Due racconti intitolati in modo essenziale “Natale”e Presepio ed albero” aiutano (sempre se lo vogliamo) a vivere emozioni e ad entrare in una dimensione storica. Eccoci con l’autore tra la folla rigurgitante … con la scalmana delle compere, dinanzi a tante vetrine che si disputano gli occhi e le borse, In ogni dove, la gola ingegnosa trionfa, Il salumiere par non abbondi che di roba rara. Sotto la pompa di un baldacchino di salsicciotti, di trasparenti zendaline del Papa e di corda di Monza, ecco pernici impettite, ecco tacchini abbigliati… E le gustose pennellate di Dossi ci accompagnano dal droghiere e dal lattajo fino ai lumajoli che si spargono per la città e alla stella cometa del Presepio meccanico che illuminasi.

Ma la passeggiata cittadina di Dossi è anche un cammino interiore che porta ad una non retorica malinconia. Sì,sì, – è Natale. All’inquietudine del desiderio e del dubbio, all’attesa, successe la calma della stanchezza e della soddisfazione. Dappertutto, odore di lauro e d’arancio. Marìa cessò o dimenticò di penare, rapita nel viso raggiante del pargolo suo, che pendele addormentato alla poppa, coi boccheggianti labbruzzi bagnati ancora di latte, inconscio di sé, mentre i due simboli dell’umana famiglia lo guardano stupidamente e l’angelo della Povertà fa’ la guardia alla porta. Zitto!Non lo destate… Chissà se queste paginette destano curiosità alle sorprese spiazzanti che può regalare la scrittura mai scontata di Dossi? Sappiamo sorprenderci? Sappiamo – almeno a Natale- formulare le domande giuste.

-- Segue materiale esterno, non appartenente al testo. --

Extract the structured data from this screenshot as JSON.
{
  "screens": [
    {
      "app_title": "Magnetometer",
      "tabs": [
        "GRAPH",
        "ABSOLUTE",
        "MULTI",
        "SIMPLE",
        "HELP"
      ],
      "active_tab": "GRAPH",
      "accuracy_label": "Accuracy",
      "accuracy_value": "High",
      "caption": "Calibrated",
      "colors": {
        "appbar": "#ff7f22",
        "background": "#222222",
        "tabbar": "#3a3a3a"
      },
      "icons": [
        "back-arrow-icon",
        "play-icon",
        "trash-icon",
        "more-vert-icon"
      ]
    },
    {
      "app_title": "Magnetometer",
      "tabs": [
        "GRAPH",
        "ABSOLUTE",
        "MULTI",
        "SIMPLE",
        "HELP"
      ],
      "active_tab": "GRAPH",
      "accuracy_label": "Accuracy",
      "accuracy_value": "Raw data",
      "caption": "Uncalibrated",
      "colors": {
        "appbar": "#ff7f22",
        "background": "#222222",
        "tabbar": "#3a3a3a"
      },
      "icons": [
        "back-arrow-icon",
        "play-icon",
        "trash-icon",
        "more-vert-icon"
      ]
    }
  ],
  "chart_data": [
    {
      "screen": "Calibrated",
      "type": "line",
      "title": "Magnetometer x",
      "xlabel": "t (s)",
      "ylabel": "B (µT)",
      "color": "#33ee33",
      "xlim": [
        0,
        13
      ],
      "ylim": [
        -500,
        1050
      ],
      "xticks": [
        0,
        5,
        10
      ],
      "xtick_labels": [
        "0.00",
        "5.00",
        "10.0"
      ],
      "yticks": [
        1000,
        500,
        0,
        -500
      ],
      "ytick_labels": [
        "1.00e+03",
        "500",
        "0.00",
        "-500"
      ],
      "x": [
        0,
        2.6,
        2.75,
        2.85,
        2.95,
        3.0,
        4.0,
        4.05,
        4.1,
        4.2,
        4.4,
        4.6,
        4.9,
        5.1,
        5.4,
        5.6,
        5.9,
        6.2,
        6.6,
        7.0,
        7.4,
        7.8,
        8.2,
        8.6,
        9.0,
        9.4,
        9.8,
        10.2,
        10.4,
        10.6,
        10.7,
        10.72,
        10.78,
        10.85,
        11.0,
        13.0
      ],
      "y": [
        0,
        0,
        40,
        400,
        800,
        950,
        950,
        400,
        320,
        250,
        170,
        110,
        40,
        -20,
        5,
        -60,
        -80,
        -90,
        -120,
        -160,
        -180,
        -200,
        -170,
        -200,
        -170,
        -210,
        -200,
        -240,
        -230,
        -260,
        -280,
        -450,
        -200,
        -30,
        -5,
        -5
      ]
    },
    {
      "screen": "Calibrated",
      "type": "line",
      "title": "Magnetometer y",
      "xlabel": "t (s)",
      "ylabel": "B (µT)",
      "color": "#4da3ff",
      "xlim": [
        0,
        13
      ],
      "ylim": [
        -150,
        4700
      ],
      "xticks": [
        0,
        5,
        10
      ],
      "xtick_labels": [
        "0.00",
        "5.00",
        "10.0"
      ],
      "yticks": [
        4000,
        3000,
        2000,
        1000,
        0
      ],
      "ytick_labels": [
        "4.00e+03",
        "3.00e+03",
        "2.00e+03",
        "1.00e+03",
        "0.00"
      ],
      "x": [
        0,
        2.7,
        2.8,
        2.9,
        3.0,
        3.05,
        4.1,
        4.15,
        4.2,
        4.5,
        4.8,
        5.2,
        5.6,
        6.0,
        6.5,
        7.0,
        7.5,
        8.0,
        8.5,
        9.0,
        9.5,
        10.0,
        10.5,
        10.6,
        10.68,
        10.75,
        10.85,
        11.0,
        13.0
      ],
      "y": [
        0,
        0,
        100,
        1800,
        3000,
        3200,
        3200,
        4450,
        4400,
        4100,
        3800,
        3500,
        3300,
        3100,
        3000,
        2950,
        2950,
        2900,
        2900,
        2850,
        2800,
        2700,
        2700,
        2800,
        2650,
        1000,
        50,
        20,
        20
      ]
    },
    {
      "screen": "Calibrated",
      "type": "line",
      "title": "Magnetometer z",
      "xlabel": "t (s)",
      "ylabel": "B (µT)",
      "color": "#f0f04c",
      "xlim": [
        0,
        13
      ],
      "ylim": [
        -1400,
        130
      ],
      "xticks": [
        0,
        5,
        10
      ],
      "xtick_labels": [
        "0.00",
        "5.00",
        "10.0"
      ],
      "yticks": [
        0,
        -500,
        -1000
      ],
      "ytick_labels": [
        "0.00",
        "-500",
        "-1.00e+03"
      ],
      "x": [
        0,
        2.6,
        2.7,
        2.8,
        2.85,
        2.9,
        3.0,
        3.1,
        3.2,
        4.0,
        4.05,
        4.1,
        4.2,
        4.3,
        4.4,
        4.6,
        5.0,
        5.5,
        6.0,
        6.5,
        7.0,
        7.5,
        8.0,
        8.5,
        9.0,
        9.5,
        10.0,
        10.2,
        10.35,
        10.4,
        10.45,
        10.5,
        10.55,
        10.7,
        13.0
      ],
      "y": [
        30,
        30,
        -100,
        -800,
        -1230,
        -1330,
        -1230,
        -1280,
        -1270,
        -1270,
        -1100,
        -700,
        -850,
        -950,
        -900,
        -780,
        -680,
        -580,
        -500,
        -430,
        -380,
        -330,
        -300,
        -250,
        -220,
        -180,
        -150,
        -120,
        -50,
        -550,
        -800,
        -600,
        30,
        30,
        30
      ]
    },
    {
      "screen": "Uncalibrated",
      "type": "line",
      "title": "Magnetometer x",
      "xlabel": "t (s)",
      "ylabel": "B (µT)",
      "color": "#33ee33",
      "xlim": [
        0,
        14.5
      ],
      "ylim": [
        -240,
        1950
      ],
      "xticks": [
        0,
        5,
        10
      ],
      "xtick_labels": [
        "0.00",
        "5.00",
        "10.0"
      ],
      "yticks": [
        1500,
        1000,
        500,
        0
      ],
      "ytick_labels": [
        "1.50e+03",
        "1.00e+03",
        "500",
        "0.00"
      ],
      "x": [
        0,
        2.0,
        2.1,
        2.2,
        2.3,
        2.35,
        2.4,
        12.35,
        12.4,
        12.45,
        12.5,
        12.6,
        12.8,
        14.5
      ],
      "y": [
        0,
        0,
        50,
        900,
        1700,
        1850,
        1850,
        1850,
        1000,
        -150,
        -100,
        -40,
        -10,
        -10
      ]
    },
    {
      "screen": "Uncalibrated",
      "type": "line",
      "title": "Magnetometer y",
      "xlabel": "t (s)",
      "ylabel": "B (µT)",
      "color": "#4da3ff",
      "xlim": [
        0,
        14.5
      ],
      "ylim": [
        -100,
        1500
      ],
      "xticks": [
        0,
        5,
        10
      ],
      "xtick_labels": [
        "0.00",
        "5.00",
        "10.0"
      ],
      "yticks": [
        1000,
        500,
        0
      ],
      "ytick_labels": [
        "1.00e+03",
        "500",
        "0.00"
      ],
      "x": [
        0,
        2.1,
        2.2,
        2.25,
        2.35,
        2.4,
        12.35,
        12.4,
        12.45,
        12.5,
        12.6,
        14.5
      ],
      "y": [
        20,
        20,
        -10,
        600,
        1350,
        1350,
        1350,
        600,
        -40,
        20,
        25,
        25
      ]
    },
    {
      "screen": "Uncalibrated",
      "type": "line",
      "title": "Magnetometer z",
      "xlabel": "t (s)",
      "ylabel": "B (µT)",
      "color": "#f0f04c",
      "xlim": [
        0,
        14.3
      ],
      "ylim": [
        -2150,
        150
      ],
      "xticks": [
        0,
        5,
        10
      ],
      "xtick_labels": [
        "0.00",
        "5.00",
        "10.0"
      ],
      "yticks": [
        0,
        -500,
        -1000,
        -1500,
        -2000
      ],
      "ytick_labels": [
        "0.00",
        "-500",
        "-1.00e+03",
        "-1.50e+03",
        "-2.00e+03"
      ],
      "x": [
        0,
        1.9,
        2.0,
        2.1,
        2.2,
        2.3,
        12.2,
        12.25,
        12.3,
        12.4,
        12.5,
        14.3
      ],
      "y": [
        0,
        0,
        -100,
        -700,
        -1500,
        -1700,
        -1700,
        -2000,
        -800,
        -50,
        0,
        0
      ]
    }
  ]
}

Non aspettiamoci questo dalla letteratura dossiana che a volte vuole provocare con un sarcasmo amaro, come nel racconto di riflessione sul presepio. Se esemplari sono le note descrittive del presepio, inghirlandato da lauri e costellato di aranci, con stelle d’oro sul firmamento di garza celeste e pesciolini d’argento sul mare di vetro verde, altrettanto pulsanti sono le non condivisibili polemiche contro l’albero. Scrive il nostro Carlo con il suo linguaggio guizzante: ci volle proprio la cacciata dei tedeschi d’Italia, perché l’Italia s’intedescasse. Sembra questa una frase paradossale, eppure è verità storica.

Per Dossi il mal tedesco dato dall’invasione di birre e di ululati wagneriani raggiunse l’apice ruinando (sic) il nostro Natale. Tra soffi di aria ghiacciata, una tetra foresta di pini, come nella leggenda di Macbeth, si avanza, scendendo dal nord, e travolge nel suo passaggio la capanna del bambino Gesù che co’suoi culmini di paglia gialla sì gajamente spiccava sul cielo italiano azzurro anche d’inverno”. Mai come in questi giorni vorremmo dire “povero Dossi”, noi che siamo stati travolti da ben altre valanghe e il nostro cielo è grigiastramente inquinato. Eppure non possiamo non ammirare il gusto della provocazione, come nel finale del raccontino. Ma, se assolutamente vogliamo ostinarci all’albero, impicchiamo almeno ad un albero nostro, ad un faggio, a una quercia, a un palmizio… A ben guardare la provocazione dossiana apparentemente irritante ci ricorda (sempre che lo vogliamo) che non dobbiamo mai dare nulla per scontato. In una pagina intitolata Natale in solitudine Dossi ci ricorda che noi Infermi della vita, abbisogniamo, come tutti i malati, di silenzio. E questo sia l’augurio più bello: un Natale ricco di silenzio.